Sprachlich wird das – an dieser Stelle sei die Leistung des Übersetzers Stephan Johann Kleiner gewürdigt – einerseits fast spröde, zugleich aber mit einer manchmal schmerzhaften Eindringlichkeit dargeboten, die erstaunt bei einer Debütautorin, zumindest was den Roman betrifft. Fridlund hatte zwar bereits etliche Kurzgeschichten veröffentlicht, doch ist dies ihr erster Text in Langform. Das ist vor allem im Mittelteil zu spüren, der im Vergleich zum atemberaubenden Beginn und dem Schlußteil, wenn sie wieder anzieht und in die Spur findet, ein wenig abfällt. Überdeutlich versucht die Autorin uns die seltsame bis beunruhigende Stimmung zwischen Patra und Leo, auf Kosten des kleinen Paul, den Fridlund sehr gekonnt als ebenso faszinierendes wie enervierendes Kind beschreibt, zu vermitteln. Fast möchte man ihr zurufen: Halte ein! Genug! Ich habs kapiert! Zugleich gelingen ihr Momente, die kaum auszuhalten sind, kaum erträglich, denen man sich stellt und doch nach jedem Absatz das Buch sinken lässt, weil man fürchtet, was einen als nächstes erwartet. Unerträglich die Lähmung, die alle im Angesicht einer Krankheit zu befallen scheint, unerträglich die Unentschiedenheit einer Mutter, die einem Gatten, zugleich ihrem Guru, hörig ist und dennoch „das Beste“ für ihr Kind will, kaum auszuhalten Lindas sowohl ihrer Unerfahrenheit wie ihrer Liebe zu Patra geschuldetem reglosen Verharren, in dem sie durchaus spürt, daß alle Hilfe bald zu spät kommen wird. Und ebenso unerträglich schließlich die Mißachtung, mit der ihre früheren Freunde sie für ihr Verhalten später, vor Gericht, strafen. Ein junger, unfertiger Mensch, neben den herkömmlichen Entwicklungsbedingungen noch durch die Besonderheiten seines Zuhauses zusätzlich verunsicherter Mensch wird hier zerrieben zwischen Ansprüchen, Forderungen und Erwartungen, denen er schlicht nicht gerecht werden kann. Und zwischen denen er versucht, den eigenen Wünschen, Erwartungen und Ansprüchen gerecht  zu werden. Ein kaum mehr entwirrbares Geflecht emotionaler Abhängigkeit tut sich vor dem Leser auf.

Die Überkonstruiertheit des gesamten Plots sei an dieser Stelle durchaus kritisch erwähnt. Das vereinzelte, vereinsamte Hippiekind, eine unheimliche Familie, die einer seltsamen und uns Europäern eh sehr fremden Religion, eher einer Sekte, angehört, ein scheinbar schuldiger Lehrer, eine Schülerin, die sich dessen Schwäche zunutze macht – es sind arg viele eher unübliche Details, die hier zusammenkommen, um eine spezifische Situation zu kreieren, die wiederum das gesamte Leben der jungen Linda bestimmen wird. Doch wie Fridlund dann dieses Leben umreißt, es sich entwickeln lässt und dem Leser mit all den Beschädigungen präsentiert, das hat seine Art und überzeugt. Vor allem die Metaebene überzeugt, auf der die erwachsene Linda, ohne sonderlich zu dramatisieren, über das falsche Verhalten in der richtigen Situation und das richtige Verhalten in der falschen Situation, das Abwägen begangener gegenüber gefühlter Schuld reflektiert. Und trifft den Leser auf äußerst schmerzhafte Weise.
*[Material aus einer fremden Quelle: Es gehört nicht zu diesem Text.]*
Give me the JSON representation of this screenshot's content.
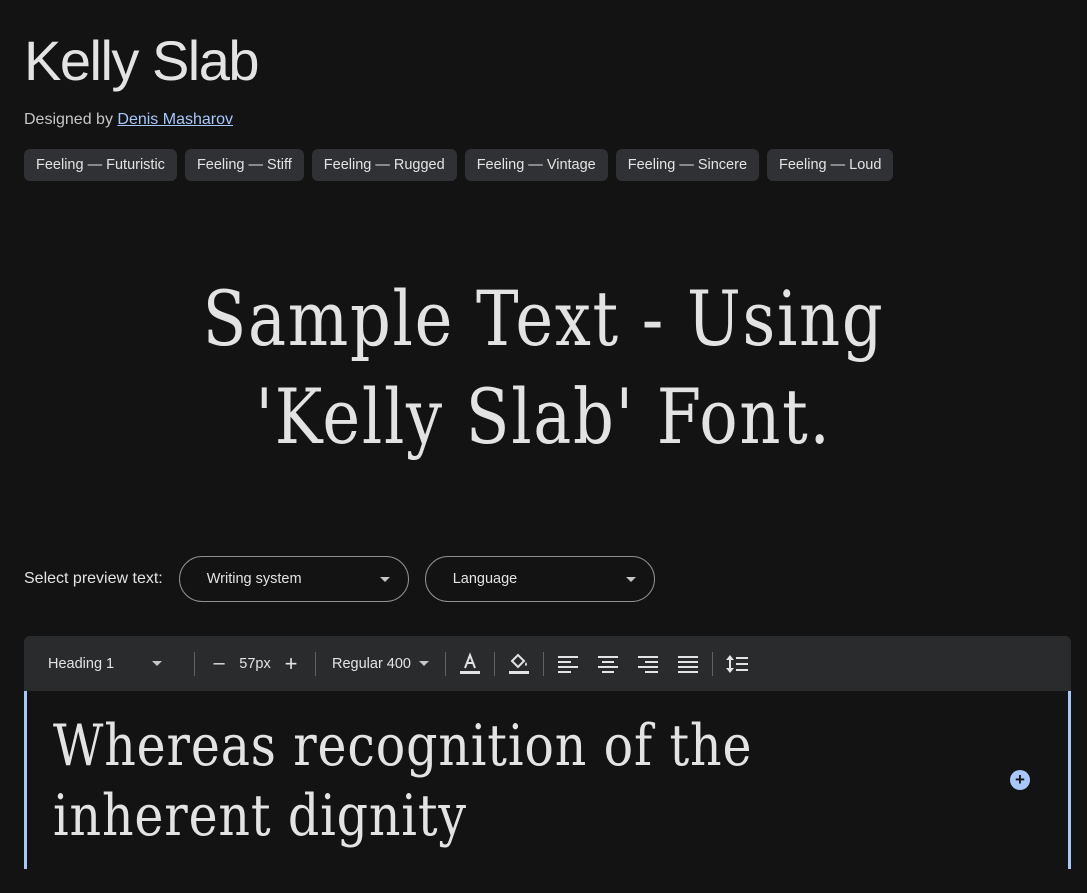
{
  "font": {
    "name": "Kelly Slab",
    "designed_by_prefix": "Designed by ",
    "designer": "Denis Masharov"
  },
  "tags": [
    "Feeling — Futuristic",
    "Feeling — Stiff",
    "Feeling — Rugged",
    "Feeling — Vintage",
    "Feeling — Sincere",
    "Feeling — Loud"
  ],
  "sample_text": "Sample Text - Using 'Kelly Slab' Font.",
  "preview": {
    "label": "Select preview text:",
    "writing_system": "Writing system",
    "language": "Language"
  },
  "toolbar": {
    "style": "Heading 1",
    "minus": "–",
    "size": "57px",
    "plus": "+",
    "weight": "Regular 400"
  },
  "editor": {
    "text": "Whereas recognition of the inherent dignity",
    "add": "+"
  },
  "colors": {
    "background": "#131314",
    "link": "#a8c7fa",
    "chip": "#303134",
    "toolbar": "#2a2b2d"
  }
}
EINE GESCHICHTE DER WÖLFE kann man getrost zu jenen Werken zählen, denen es gelingt, dem Leser etwas über die Bedingungen des Daseins, die ‚Conditio humana‘,  zu erzählen, ohne dabei aufdringlich oder gar belehrend zu werden. Ruhig, distanziert, wenig dramatisch aber ausgesprochen genau und treffsicher lässt Emily Fridlund aus der Perspektive der jungen und später nicht mehr ganz so jungen Linda die Passion eines kleinen Jungen vor unseren Augen ablaufen und die Folgen, die es für ein Leben hat, wenn man – und sei es aus jugendlicher Unwissenheit – nicht tut, was man hätte tun müssen. Die Beschädigungen eines Lebens, dargeboten als großartige Literatur.